Gardein Savory Stuffed Turkey

The lovely people at Gardein wrote to me sharing news of their award for "Product of the Year" from VegNews Magazine. In response to these accolades, they have released a special limited edition product called gardein™ savory stuffed turk’y. According to Gardein, it "is made with vegetables, ancient grains and plant-proteins (soy, wheat, and pea) and is a delicious meat-free main course with 22 grams of protein, 9 grams of fat and 270 calories per serving. The turk’y is breaded with toasted crumbs and is stuffed with celery, onions, cranberries, and bread crumbs."

As I zigzagged the crowded dairy section of Whole Foods tonight with my cumbersome cart, I found the turk'y in the back of the bottom vegetarian freezer shelf. I may not have noticed it if I wasn't specifically looking for it. It was a very good find.

It might be the lack of daylight, my busy workdays, or that I need more exercise, but I'm feeling quite tired lately. Today is the first Vegan MoFo attempt at a completely vegan dinner. I spent my extra time today shopping for vegan products to experiment with, which means I had little time to actually concoct something by the time I got home. So tonight's vegan adventure entailed resisting the urge to "cheese" my potatoes, and "buttering" my carrots with Earth Balance. Baby steps, I guess.
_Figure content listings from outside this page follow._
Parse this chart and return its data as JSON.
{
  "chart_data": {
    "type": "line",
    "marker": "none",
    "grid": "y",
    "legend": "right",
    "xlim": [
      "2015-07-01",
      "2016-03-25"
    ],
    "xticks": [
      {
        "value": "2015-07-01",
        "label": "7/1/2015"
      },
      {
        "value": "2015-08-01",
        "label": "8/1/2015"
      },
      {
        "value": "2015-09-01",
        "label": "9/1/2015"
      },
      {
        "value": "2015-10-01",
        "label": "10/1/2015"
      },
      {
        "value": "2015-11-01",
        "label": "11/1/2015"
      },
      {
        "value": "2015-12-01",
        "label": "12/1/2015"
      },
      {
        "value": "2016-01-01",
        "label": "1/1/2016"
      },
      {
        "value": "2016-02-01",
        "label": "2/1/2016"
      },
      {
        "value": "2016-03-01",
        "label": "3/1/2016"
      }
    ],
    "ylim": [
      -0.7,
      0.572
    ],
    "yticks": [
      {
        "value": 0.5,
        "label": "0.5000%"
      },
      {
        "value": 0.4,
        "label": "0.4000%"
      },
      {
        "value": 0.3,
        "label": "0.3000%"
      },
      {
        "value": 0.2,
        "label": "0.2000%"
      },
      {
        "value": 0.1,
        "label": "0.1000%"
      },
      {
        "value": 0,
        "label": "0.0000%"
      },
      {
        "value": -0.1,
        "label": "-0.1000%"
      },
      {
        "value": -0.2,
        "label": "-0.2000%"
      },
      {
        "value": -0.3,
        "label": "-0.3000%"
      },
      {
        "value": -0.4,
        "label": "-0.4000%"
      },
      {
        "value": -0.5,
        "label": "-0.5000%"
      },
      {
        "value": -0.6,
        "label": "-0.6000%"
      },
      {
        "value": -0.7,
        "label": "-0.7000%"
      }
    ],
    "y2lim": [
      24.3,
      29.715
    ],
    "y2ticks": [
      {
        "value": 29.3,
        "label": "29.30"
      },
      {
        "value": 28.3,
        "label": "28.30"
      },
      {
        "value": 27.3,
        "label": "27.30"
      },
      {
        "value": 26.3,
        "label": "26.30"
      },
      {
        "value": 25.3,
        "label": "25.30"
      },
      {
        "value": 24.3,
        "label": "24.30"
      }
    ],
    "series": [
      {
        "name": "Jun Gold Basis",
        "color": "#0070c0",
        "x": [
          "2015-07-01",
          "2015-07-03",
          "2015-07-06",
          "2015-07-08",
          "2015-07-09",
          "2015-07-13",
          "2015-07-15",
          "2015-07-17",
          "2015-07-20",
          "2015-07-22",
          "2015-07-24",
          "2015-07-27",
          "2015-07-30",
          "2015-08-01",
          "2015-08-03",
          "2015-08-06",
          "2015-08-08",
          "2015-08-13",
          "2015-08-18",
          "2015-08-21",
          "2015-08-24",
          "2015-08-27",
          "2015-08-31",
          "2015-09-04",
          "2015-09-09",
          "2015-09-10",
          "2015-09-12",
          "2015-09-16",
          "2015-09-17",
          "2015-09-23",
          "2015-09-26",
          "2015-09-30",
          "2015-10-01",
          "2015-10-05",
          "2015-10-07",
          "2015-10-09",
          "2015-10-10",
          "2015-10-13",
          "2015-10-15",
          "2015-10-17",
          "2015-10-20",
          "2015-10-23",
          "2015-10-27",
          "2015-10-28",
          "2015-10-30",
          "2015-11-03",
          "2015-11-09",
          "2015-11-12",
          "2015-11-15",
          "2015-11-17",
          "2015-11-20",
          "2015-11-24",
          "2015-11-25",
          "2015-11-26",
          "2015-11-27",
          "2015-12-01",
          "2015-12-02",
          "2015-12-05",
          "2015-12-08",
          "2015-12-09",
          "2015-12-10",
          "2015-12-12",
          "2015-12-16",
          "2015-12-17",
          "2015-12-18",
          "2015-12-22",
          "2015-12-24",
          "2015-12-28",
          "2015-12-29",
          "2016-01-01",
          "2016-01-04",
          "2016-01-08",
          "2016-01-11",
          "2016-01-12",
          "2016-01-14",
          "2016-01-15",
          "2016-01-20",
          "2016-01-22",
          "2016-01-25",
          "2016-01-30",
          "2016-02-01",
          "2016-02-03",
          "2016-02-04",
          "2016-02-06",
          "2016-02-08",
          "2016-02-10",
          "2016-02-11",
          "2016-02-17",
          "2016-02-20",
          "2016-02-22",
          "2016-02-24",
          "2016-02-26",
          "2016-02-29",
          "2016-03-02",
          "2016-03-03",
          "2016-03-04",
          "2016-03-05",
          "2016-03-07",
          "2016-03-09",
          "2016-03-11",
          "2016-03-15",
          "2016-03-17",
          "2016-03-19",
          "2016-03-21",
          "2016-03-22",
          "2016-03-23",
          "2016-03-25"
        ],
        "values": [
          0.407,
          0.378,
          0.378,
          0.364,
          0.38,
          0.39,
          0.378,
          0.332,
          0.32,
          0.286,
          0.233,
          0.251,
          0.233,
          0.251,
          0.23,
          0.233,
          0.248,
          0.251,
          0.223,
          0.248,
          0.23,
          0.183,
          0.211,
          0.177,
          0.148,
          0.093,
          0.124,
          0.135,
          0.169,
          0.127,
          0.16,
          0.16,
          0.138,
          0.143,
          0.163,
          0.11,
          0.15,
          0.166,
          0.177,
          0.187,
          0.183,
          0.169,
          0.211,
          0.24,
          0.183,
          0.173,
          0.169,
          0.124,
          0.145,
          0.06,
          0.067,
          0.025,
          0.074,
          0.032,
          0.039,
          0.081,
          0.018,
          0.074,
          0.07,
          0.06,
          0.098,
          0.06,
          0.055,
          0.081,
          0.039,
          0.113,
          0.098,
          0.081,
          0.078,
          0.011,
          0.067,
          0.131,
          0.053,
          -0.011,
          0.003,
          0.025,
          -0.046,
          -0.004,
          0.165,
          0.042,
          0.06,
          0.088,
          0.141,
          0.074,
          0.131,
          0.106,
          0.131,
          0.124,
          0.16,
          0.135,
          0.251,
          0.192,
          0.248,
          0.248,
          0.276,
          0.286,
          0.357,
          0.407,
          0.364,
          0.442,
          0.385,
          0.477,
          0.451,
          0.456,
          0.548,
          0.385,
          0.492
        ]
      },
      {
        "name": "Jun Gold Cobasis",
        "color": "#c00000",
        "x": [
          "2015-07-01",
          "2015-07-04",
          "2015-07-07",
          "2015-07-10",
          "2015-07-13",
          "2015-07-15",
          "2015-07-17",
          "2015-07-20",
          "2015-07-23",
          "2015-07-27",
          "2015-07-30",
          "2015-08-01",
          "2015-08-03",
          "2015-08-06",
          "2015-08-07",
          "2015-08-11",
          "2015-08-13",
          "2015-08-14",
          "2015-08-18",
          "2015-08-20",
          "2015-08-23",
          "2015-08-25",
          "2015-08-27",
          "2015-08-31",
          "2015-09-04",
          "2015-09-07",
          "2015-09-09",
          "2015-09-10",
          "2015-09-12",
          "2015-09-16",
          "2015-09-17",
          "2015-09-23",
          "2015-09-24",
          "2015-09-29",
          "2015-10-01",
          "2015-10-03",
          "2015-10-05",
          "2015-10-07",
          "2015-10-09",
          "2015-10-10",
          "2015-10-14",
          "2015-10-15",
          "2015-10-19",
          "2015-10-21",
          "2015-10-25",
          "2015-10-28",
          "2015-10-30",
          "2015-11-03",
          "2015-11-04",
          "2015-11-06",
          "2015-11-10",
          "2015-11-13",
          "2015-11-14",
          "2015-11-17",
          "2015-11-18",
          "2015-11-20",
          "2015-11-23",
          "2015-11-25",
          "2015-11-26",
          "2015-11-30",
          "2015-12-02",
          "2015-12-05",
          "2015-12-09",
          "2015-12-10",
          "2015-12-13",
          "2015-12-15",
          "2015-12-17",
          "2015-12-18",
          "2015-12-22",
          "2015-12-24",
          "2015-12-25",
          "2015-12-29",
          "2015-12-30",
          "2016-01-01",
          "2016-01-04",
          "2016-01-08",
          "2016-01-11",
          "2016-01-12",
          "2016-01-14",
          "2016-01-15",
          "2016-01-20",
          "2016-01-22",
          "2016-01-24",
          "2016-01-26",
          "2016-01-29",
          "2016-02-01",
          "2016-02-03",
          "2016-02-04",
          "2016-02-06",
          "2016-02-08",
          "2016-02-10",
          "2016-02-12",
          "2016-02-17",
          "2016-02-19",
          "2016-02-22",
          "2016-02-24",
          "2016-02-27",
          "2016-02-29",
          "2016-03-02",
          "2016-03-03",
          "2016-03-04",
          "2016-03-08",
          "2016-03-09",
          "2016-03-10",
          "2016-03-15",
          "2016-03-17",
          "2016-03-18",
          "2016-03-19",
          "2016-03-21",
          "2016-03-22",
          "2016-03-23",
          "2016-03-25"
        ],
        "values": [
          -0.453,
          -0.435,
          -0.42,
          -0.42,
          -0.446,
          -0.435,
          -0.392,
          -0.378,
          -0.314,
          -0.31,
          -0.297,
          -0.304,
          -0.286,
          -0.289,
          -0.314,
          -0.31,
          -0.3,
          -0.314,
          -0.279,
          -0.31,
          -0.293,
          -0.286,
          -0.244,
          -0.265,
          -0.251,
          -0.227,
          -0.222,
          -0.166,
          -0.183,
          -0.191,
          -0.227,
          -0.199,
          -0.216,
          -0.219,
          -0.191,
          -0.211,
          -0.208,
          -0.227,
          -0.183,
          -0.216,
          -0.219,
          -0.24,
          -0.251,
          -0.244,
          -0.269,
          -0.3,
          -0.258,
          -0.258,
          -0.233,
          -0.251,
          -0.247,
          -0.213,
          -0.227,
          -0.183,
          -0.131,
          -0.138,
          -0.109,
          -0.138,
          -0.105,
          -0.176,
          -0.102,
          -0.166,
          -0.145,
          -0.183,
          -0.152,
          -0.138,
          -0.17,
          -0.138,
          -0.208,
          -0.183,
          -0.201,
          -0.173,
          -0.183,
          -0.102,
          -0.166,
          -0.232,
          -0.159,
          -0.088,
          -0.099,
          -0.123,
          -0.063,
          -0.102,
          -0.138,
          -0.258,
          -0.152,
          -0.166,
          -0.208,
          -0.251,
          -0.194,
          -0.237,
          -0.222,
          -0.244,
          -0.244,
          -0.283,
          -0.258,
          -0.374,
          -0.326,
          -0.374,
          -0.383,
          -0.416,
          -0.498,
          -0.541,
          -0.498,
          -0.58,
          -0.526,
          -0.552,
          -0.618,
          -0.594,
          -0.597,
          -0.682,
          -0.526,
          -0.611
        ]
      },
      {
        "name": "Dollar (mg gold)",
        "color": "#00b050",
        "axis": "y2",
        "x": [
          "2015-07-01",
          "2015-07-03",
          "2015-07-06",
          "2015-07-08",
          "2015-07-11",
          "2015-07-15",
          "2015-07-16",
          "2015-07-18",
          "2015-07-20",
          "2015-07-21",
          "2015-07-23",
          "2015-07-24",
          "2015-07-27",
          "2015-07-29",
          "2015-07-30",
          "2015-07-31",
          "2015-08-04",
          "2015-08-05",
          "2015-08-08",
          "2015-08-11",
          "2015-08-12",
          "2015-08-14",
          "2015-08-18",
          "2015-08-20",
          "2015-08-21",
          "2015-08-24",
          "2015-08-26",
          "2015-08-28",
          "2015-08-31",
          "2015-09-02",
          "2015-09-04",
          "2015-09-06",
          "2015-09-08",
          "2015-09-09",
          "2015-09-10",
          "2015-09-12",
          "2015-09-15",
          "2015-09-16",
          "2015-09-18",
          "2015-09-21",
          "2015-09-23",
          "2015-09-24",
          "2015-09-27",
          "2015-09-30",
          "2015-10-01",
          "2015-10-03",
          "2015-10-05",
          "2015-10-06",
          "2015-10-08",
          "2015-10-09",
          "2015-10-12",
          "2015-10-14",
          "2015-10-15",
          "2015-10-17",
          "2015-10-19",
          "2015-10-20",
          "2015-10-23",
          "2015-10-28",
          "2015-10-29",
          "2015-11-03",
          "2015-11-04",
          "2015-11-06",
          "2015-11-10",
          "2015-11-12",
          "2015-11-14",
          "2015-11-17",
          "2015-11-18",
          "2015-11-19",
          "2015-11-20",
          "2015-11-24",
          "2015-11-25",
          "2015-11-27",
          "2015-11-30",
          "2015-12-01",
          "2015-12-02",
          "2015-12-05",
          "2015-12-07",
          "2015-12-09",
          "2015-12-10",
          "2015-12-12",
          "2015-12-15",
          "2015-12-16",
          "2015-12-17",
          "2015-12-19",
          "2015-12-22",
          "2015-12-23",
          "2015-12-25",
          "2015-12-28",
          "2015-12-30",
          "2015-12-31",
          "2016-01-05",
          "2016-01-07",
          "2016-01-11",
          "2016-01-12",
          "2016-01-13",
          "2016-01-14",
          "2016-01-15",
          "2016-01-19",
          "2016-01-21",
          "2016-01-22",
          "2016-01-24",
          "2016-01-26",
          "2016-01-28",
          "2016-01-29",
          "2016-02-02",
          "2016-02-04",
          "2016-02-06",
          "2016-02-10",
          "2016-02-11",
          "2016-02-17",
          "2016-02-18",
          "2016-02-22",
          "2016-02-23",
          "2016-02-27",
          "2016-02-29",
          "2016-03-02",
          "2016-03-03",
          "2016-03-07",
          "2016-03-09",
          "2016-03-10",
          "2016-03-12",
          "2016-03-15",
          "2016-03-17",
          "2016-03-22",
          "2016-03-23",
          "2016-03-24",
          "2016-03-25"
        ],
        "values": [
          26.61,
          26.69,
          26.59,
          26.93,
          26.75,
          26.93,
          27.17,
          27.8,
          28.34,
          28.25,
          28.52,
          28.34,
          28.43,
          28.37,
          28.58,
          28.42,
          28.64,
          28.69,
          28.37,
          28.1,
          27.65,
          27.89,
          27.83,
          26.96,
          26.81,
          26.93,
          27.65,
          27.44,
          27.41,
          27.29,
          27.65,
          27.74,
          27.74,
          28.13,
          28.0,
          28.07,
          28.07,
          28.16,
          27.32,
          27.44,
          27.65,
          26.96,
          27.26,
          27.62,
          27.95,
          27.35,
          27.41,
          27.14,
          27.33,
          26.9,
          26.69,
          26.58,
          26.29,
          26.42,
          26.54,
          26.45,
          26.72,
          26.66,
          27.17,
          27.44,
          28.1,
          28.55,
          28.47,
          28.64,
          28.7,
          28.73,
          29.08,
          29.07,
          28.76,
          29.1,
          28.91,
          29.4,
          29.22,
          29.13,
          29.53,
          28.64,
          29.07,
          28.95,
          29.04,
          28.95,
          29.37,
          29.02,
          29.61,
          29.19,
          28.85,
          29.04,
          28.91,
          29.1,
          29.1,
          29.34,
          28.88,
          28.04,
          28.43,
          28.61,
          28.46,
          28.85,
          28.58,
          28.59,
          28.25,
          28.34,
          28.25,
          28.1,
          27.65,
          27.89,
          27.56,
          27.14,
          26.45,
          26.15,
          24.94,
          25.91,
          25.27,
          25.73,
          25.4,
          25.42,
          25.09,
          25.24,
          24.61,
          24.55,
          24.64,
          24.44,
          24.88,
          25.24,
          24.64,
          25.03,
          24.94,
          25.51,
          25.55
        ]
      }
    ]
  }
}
The turk'y was pretty awesome. It was crunchy outside (despite me par-cooking it in the microwave before baking), and the gravy topping was enough to top some mashed potato if needed. My husband asked if I didn't already know it was fake meat, would I think it was real turkey? I suppose someone could possibly be convinced it was processed turkey, but it doesn't chew like the real thing. My only complaint was that the filling was a little gooey-slash-gelatanous - but tasted good.

I sliced some yukon gold potatoes and tossed them with olive oil, sea salt and pepper and baked them on a sheet next to the turk'y for 20 minutes. I tried out the Earth Balance on some boiled carrots with salt and pepper. At first taste, there's some slight flavor of something, maybe the soy, that's a little wierd. Once it melted and mixed with the salt, it actually tasted alright.

So today I introduced my husband to turkey-stuffing-gravy, and both of us to Earth Balance. Let's see what happens next in the Vegan MoFo.